Bending Spoons, the Milan-based roll-up now steering AOL, Eventbrite and Vimeo, made its big entrance on Wall Street Wednesday as its stock started trading on the Nasdaq. The company sold 58 million shares at $29 each, listing under the ticker BSP. Early on, buyers sent the stock sharply higher, betting on the firm’s plan to bundle a cluster of legacy internet names into a single publicly traded heavyweight.

According to AP News, the offering pulled in about $1.7 billion in total, with Bending Spoons set to receive roughly $1 billion and the rest going to existing shareholders who sold stock into the deal. Bankers priced the shares above the initial marketing range, a signal that investor demand ran hotter than expected. The structure split proceeds between the company and insiders instead of operating as a purely primary fundraise.

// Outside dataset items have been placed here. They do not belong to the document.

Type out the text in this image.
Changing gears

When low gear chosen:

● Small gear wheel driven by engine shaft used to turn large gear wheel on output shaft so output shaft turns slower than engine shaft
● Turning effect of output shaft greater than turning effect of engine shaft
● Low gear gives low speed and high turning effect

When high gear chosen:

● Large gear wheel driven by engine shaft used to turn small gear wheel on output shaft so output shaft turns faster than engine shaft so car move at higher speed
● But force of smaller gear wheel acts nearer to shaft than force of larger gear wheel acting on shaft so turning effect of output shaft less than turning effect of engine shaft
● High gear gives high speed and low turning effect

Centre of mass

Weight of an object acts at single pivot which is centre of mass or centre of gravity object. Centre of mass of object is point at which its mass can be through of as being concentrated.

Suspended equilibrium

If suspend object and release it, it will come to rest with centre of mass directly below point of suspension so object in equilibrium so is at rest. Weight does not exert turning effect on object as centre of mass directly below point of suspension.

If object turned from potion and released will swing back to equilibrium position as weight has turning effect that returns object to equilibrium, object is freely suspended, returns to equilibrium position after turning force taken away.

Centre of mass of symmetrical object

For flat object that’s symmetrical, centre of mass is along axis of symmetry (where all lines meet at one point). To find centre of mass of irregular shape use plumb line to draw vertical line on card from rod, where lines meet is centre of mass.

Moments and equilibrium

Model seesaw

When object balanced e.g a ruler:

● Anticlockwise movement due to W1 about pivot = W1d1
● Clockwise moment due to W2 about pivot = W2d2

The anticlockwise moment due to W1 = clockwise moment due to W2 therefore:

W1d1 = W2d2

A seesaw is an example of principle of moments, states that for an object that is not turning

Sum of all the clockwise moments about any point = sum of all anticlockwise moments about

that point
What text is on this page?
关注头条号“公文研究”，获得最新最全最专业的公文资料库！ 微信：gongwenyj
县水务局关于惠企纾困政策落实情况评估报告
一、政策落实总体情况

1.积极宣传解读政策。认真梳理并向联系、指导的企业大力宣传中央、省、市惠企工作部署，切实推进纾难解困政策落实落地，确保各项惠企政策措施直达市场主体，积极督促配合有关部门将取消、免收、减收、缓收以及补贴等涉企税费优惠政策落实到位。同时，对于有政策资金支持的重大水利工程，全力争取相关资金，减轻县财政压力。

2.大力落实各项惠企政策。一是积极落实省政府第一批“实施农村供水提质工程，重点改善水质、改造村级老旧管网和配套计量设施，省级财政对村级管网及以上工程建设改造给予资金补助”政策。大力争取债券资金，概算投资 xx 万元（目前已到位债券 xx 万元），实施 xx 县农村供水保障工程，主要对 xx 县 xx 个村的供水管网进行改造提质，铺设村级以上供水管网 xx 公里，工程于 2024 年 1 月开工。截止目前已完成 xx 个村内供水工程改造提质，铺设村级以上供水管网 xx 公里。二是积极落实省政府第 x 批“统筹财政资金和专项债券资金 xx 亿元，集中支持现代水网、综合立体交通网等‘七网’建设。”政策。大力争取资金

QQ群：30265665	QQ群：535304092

How Bending Spoons Built Its Internet Empire

Founded in 2013 by three friends in Milan, Bending Spoons has grown by scooping up underperforming digital products and centralizing much of the heavy lifting at the group level. Over the years it has completed more than 50 acquisitions, a lineup that now includes Evernote, WeTransfer, Vimeo, Eventbrite and, most recently, AOL, as reported by TechCrunch. Management’s playbook leans on strict cost control, product overhauls and an aggressive push into subscriptions.

Numbers From The Prospectus

In its registration statement with the U.S. Securities and Exchange Commission, Bending Spoons reported $601 million in revenue and net income of $27.5 million for the first three months of 2026. The company said its portfolio served more than 500 million monthly active users and about 9 million paying customers as of March. The filing also showed just under $4.4 billion of debt on the balance sheet and stated that management plans to put fresh IPO cash toward more acquisitions. These figures appear in the company’s prospectus filed with the regulator, according to SEC filings.

Investor Reaction And What It Means

Once BSP opened for trading, buyers rushed in. The stock jumped roughly 41% shortly after the first trade, lifting Bending Spoons to a market value in the mid $20 billions. That first-day pop capped a busy run of tech listings and underscored how much appetite there still is for profitable software roll-ups. AP News detailed the initial surge and the post-debut valuation.

What Comes Next

The prospectus says Bending Spoons plans to recycle much of the IPO haul into its ongoing acquisition strategy while also scaling subscription revenue across its brands. “We were about to attempt to create a world-class company with $40,000, a team of five, and a track record that read 0 for 1,” the filing notes, according to SEC filings. Analysts and employees will now be watching to see whether the company can keep integrating its recent purchases while managing its debt load, a concern highlighted by Axios. For Bending Spoons, the Nasdaq debut provides both fresh capital and a public market price tag to back its next round of deals.